"There is nothing out there." Such is the claim, at least, of politicians and oil company executives, amazed that anyone would fight to protect the miles of plateaus and canyon bottoms that stretch
across southern Utah. Even tourists see this region as an empty spot on the map—an excuse to drive directly from Capitol Reef to Arches National Park.
The photography by Noble is stunning and powerful.
But it is precisely
this—nothing—that writer Brooke Williams and photographer Chris Noble find captivating about Escalante. In this thoughtful and exquisitely illustrated rumination, the authors tour the network of
chasms and gorges that began forming millions of years ago on the Colorado Plateau and today constitute a desert paradise of mesas, buttes, and boundless solitude. At the center of this landscape is
the region known as Escalante, 1.7 million mostly roadless acres, where silence, darkness, and emptiness have no intrusions.
With refreshing originality and a haunting rhythm to his prose,
Williams reflects on the notion of space and seclusion both internally and externally. Williams also celebrates the landscape: its geology, flora and fauna, its people from the ancient Fremont to its
Mormon pioneers, hiking aficionados and recluses such as Everett Ruess, and the controversial politics involved with the creation of Grand Staircase-Escalante National Monument.
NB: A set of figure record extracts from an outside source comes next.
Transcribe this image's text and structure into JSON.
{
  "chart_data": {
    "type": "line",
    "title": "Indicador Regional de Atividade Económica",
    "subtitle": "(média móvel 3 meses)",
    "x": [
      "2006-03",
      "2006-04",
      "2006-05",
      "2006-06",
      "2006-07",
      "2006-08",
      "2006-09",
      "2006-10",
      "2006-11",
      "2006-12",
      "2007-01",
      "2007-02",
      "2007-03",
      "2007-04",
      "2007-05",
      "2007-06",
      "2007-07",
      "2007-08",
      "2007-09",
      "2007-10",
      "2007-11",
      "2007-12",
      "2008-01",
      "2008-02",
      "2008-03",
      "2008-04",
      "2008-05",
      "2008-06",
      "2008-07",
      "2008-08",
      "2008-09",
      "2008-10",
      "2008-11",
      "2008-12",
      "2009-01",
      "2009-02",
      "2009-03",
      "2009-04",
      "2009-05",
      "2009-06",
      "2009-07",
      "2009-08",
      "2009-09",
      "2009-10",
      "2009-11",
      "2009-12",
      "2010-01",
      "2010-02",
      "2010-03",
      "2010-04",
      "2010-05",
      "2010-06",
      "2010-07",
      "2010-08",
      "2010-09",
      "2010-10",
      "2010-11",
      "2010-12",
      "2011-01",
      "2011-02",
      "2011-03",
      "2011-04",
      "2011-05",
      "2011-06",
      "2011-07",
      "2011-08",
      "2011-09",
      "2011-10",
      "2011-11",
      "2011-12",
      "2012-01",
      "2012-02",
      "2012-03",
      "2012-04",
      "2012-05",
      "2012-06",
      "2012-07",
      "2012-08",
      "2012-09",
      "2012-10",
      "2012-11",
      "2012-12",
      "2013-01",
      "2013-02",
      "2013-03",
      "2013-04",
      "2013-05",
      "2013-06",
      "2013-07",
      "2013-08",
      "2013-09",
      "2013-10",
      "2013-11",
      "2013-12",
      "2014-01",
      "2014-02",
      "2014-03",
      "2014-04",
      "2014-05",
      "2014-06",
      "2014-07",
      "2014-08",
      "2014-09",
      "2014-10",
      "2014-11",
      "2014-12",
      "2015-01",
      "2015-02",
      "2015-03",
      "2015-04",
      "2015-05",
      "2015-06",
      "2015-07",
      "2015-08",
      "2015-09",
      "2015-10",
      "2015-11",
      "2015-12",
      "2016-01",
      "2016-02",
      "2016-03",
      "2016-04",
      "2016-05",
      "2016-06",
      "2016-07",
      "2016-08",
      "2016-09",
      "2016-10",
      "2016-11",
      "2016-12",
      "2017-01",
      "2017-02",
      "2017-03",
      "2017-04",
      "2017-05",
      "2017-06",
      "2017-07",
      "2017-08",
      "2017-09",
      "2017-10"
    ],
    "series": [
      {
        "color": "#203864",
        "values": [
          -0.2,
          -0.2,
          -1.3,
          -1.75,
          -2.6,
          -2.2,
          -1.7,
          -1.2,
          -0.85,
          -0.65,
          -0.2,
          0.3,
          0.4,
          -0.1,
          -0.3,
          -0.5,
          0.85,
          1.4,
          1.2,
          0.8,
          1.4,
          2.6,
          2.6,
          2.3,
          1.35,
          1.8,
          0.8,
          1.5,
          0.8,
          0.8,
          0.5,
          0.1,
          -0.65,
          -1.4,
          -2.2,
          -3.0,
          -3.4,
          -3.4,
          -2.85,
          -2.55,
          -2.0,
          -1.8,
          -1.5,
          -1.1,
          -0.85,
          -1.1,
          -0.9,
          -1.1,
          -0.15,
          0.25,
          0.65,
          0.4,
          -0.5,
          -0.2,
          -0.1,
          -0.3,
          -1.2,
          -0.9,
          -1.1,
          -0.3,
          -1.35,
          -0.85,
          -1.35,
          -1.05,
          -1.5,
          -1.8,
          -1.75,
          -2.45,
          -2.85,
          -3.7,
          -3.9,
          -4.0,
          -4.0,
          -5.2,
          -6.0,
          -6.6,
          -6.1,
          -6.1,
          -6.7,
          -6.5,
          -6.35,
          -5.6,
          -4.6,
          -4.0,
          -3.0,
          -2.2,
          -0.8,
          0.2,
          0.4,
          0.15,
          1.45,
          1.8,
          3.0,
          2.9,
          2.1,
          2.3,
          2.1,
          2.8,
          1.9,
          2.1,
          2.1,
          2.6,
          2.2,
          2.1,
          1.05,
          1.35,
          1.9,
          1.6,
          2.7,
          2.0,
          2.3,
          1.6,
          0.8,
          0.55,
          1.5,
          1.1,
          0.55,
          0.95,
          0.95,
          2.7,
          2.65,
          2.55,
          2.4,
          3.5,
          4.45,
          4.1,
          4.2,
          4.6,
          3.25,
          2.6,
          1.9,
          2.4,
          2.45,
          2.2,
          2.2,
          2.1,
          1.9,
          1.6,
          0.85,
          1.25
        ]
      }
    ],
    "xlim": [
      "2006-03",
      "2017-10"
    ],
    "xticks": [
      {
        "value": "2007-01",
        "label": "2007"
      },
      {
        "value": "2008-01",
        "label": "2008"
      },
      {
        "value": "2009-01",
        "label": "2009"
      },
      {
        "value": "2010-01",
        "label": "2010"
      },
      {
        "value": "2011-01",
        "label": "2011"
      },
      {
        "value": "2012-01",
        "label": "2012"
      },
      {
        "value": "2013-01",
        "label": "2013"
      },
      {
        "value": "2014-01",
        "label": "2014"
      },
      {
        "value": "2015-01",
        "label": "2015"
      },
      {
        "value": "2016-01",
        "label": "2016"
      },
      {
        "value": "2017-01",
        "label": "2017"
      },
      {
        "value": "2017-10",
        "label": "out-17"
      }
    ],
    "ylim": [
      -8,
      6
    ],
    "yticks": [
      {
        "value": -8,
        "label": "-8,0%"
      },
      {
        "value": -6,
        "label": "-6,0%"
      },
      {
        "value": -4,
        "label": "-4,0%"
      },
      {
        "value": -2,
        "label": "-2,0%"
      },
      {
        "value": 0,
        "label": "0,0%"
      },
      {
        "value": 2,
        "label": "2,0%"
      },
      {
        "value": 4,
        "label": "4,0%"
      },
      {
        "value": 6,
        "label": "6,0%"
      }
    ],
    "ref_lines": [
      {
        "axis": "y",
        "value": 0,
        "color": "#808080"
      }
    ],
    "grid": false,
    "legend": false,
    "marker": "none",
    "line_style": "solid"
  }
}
Noble's photographs break down the distinction often felt even in very fine photos, that between the observer and the place. These images pull the reader into the landscape, seamlessly merging the
experience and the setting.
Part narrative, part poetry, and part meditation, this book charts the quiet places where the human spirit delights in solitude. It reminds us of our intimate
connection with the wild and of the landscape's powerful pulse especially when there is nothing to be found.